Gene glanced at the shorthand dick. “If it’s taken down I would like to go over it when convenient.”
“You may.”
“Then here are the facts. In January my mother was in Florida. You meet all kinds in Florida. My mother met a man who called himself Colonel Percy Brown — a British colonel in the Reserve, he said. Later on he introduced his sister Cynthia to her. My mother saw a great deal of them. My father is dead, and the estate, a rather large one, is in her control. She lent Brown some money — not much; that was just an opener. A week ago—”
Mrs. Orwin’s head jerked up. “It was only five thousand dollars, and I didn’t promise him anything,” she said wearily, and propped her head on her hand again.
“All right, Mother.” Gene patted her shoulder. “A week ago she returned to New York, and they came along. The first time I met them I thought they were impostors. He didn’t sound like an Englishman, and certainly she didn’t. They weren’t very free with family details, but from them and Mother, chiefly Mother, I got enough to inquire about and sent a cable to London. I got a reply Saturday and another one this morning, and there was more than enough to confirm my suspicion, but not nearly enough to put it up to my mother. When she likes people she can be very stubborn about them — not a bad trait, not at all; I don’t want to be misunderstood and I don’t want her to be. I was thinking it over, what step to take next. Meanwhile, I thought it best not to let them be alone with her if I could help it — as you see, I’m being utterly frank. That’s why I came here with them today — my mother is a member of that flower club; I’m no gardener myself.”
His tone implied a low opinion of male gardeners, which was none too bright if his idea was to get solid with Wolfe as well as Cramer.
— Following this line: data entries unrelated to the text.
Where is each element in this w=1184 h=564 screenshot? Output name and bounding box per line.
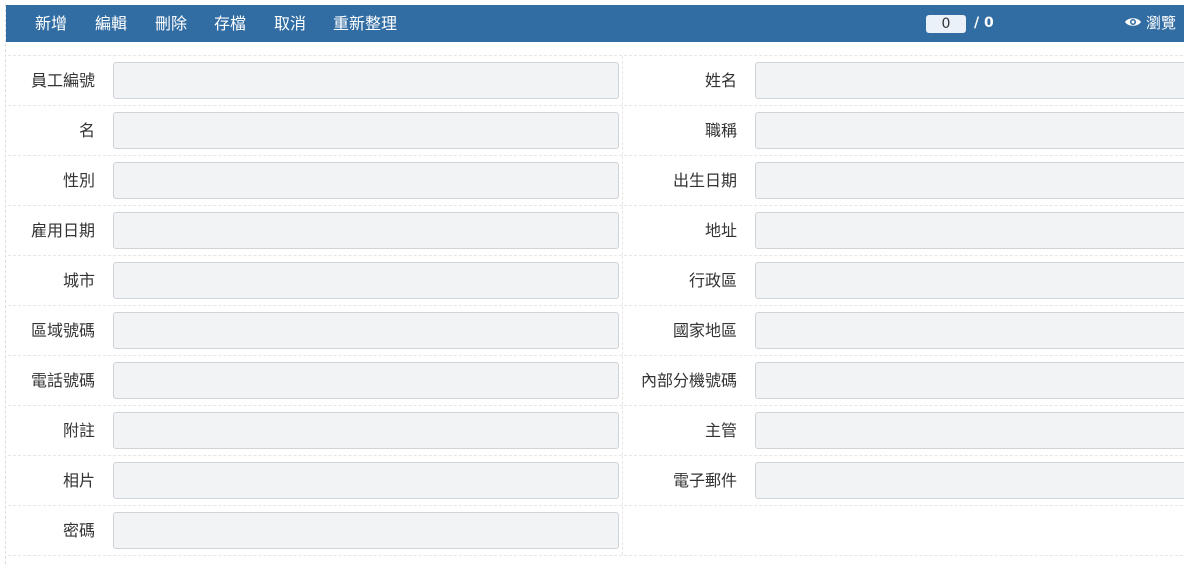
form-row: 性別 出生日期 (8, 155, 1184, 205)
field-input[interactable] (755, 112, 1184, 149)
field-label: 密碼 (62, 521, 95, 540)
field-label: 附註 (62, 421, 95, 440)
browse-label: 瀏覽 (1146, 14, 1177, 32)
field-input[interactable] (113, 162, 619, 199)
cancel-button[interactable]: 取消 (274, 5, 306, 42)
field-input[interactable] (755, 312, 1184, 349)
pager-total: / 0 (974, 15, 994, 31)
field-input[interactable] (755, 412, 1184, 449)
form-row: 名 職稱 (8, 105, 1184, 155)
field-label: 性別 (62, 171, 95, 190)
toolbar: 新增 編輯 刪除 存檔 取消 重新整理 / 0 瀏覽 (6, 5, 1184, 42)
column-divider (622, 356, 623, 405)
field-label: 主管 (704, 421, 737, 440)
form-row: 區域號碼 國家地區 (8, 305, 1184, 355)
field-label: 電話號碼 (30, 371, 95, 390)
field-label: 職稱 (704, 121, 737, 140)
field-label: 地址 (704, 221, 737, 240)
column-divider (622, 206, 623, 255)
field-input[interactable] (113, 312, 619, 349)
form-row: 員工編號 姓名 (8, 55, 1184, 105)
browse-button[interactable]: 瀏覽 (1124, 5, 1176, 42)
field-label: 名 (78, 121, 95, 140)
column-divider (622, 106, 623, 155)
field-label: 相片 (62, 471, 95, 490)
field-input[interactable] (113, 62, 619, 99)
field-input[interactable] (755, 62, 1184, 99)
field-input[interactable] (113, 362, 619, 399)
field-input[interactable] (113, 462, 619, 499)
column-divider (622, 306, 623, 355)
field-label: 行政區 (688, 271, 737, 290)
field-label: 姓名 (704, 71, 737, 90)
field-input[interactable] (755, 262, 1184, 299)
form-row: 雇用日期 地址 (8, 205, 1184, 255)
field-input[interactable] (113, 212, 619, 249)
column-divider (622, 156, 623, 205)
form-row: 城市 行政區 (8, 255, 1184, 305)
field-label: 區域號碼 (30, 321, 95, 340)
column-divider (622, 56, 623, 105)
field-input[interactable] (113, 412, 619, 449)
field-label: 雇用日期 (30, 221, 95, 240)
form-row: 相片 電子郵件 (8, 455, 1184, 505)
column-divider (622, 456, 623, 505)
field-label: 國家地區 (672, 321, 737, 340)
add-button[interactable]: 新增 (35, 5, 67, 42)
field-input[interactable] (755, 362, 1184, 399)
column-divider (622, 406, 623, 455)
field-label: 城市 (62, 271, 95, 290)
employee-form: 員工編號 姓名名 職稱性別 出生日期雇用日期 地址城市 行政區區域號碼 國家地區電話號碼 內部… (8, 55, 1184, 556)
save-button[interactable]: 存檔 (214, 5, 246, 42)
eye-icon (1124, 5, 1142, 42)
field-input[interactable] (113, 112, 619, 149)
delete-button[interactable]: 刪除 (155, 5, 187, 42)
field-label: 內部分機號碼 (640, 371, 737, 390)
column-divider (622, 256, 623, 305)
field-input[interactable] (755, 212, 1184, 249)
field-label: 員工編號 (30, 71, 95, 90)
column-divider (622, 506, 623, 555)
form-row: 電話號碼 內部分機號碼 (8, 355, 1184, 405)
field-input[interactable] (113, 262, 619, 299)
field-input[interactable] (755, 462, 1184, 499)
refresh-button[interactable]: 重新整理 (333, 5, 397, 42)
field-input[interactable] (755, 162, 1184, 199)
form-row: 附註 主管 (8, 405, 1184, 455)
field-label: 出生日期 (672, 171, 737, 190)
edit-button[interactable]: 編輯 (95, 5, 127, 42)
field-label: 電子郵件 (672, 471, 737, 490)
form-row: 密碼 (8, 505, 1184, 556)
field-input[interactable] (113, 512, 619, 549)
pager-current-input[interactable] (926, 15, 966, 33)
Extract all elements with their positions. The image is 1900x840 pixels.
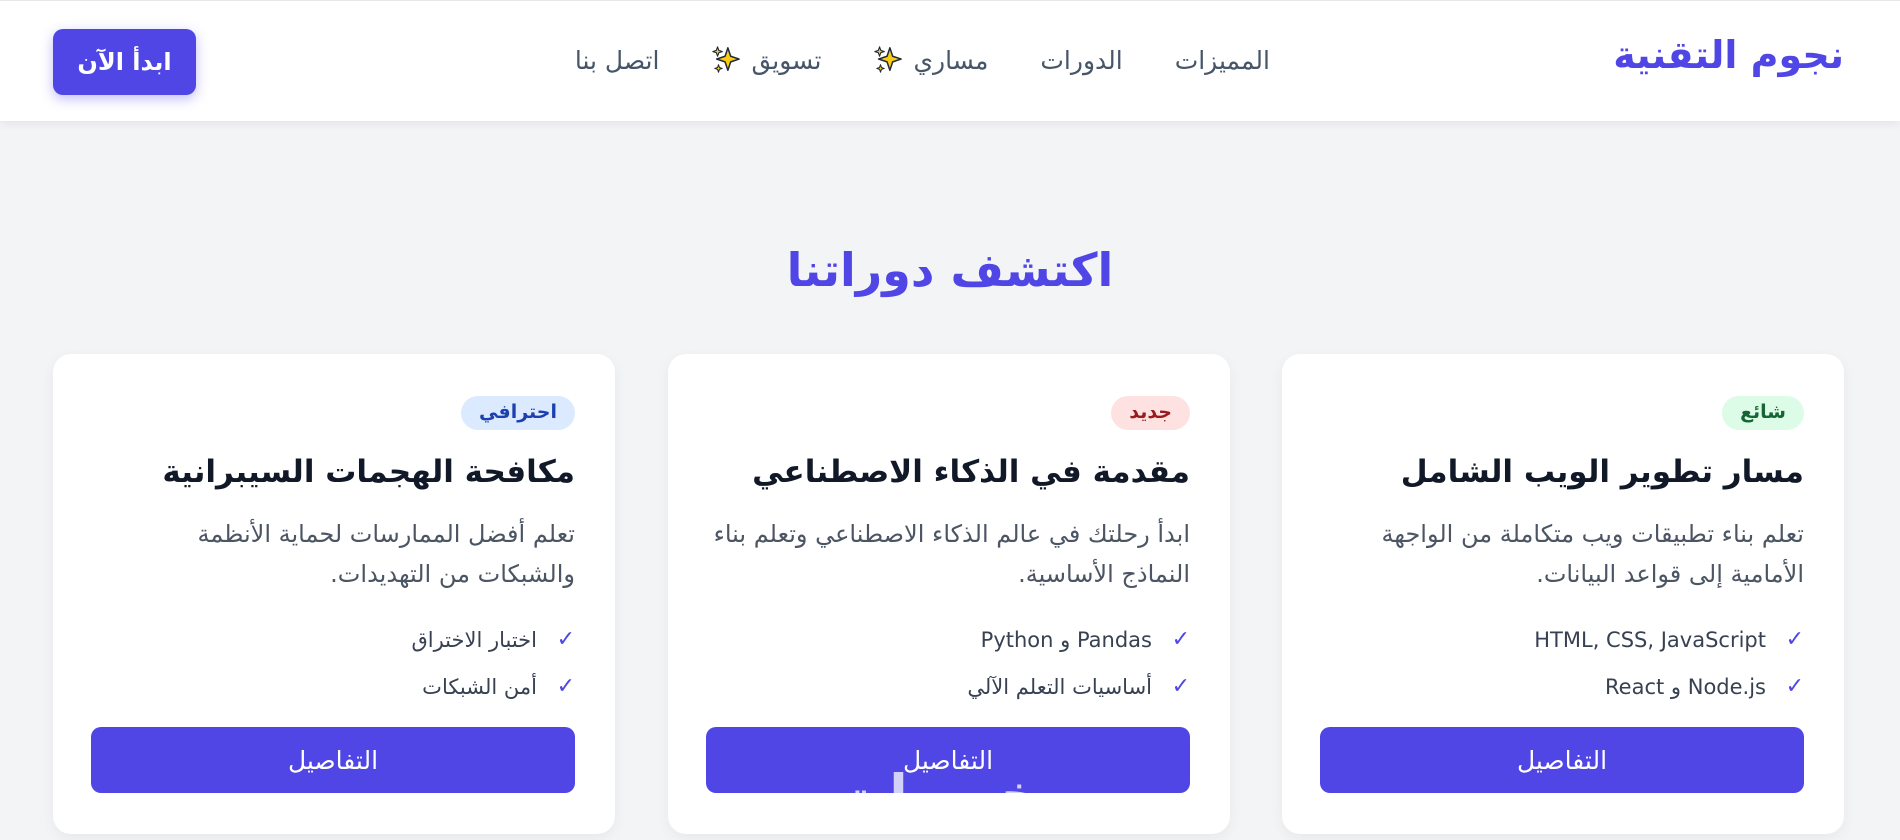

He turned a palm up. “That’s what brought me here. My mother came to see the orchids, and she invited Brown and his sister to come simply because she is good-hearted. But actually she doesn’t know them, she knows nothing about them, because what they have told her is one thing and what they really are is something else. Then this happened, and in the past hour, after she recovered a little from the shock of being taken in there to identify the corpse, I have explained to her what the situation is.”
He put his hands on the table and leaned on them, forward at Cramer. “I’m going to be quite frank, Inspector. Under the circumstances, I can’t see that it would serve any useful purpose to let it be published that that woman came here with my mother. What good would it do? How would it further the cause of justice? I want to make it perfectly clear that we have no desire to evade our responsibility as citizens. But how would it help to get my mother’s name in the headlines?”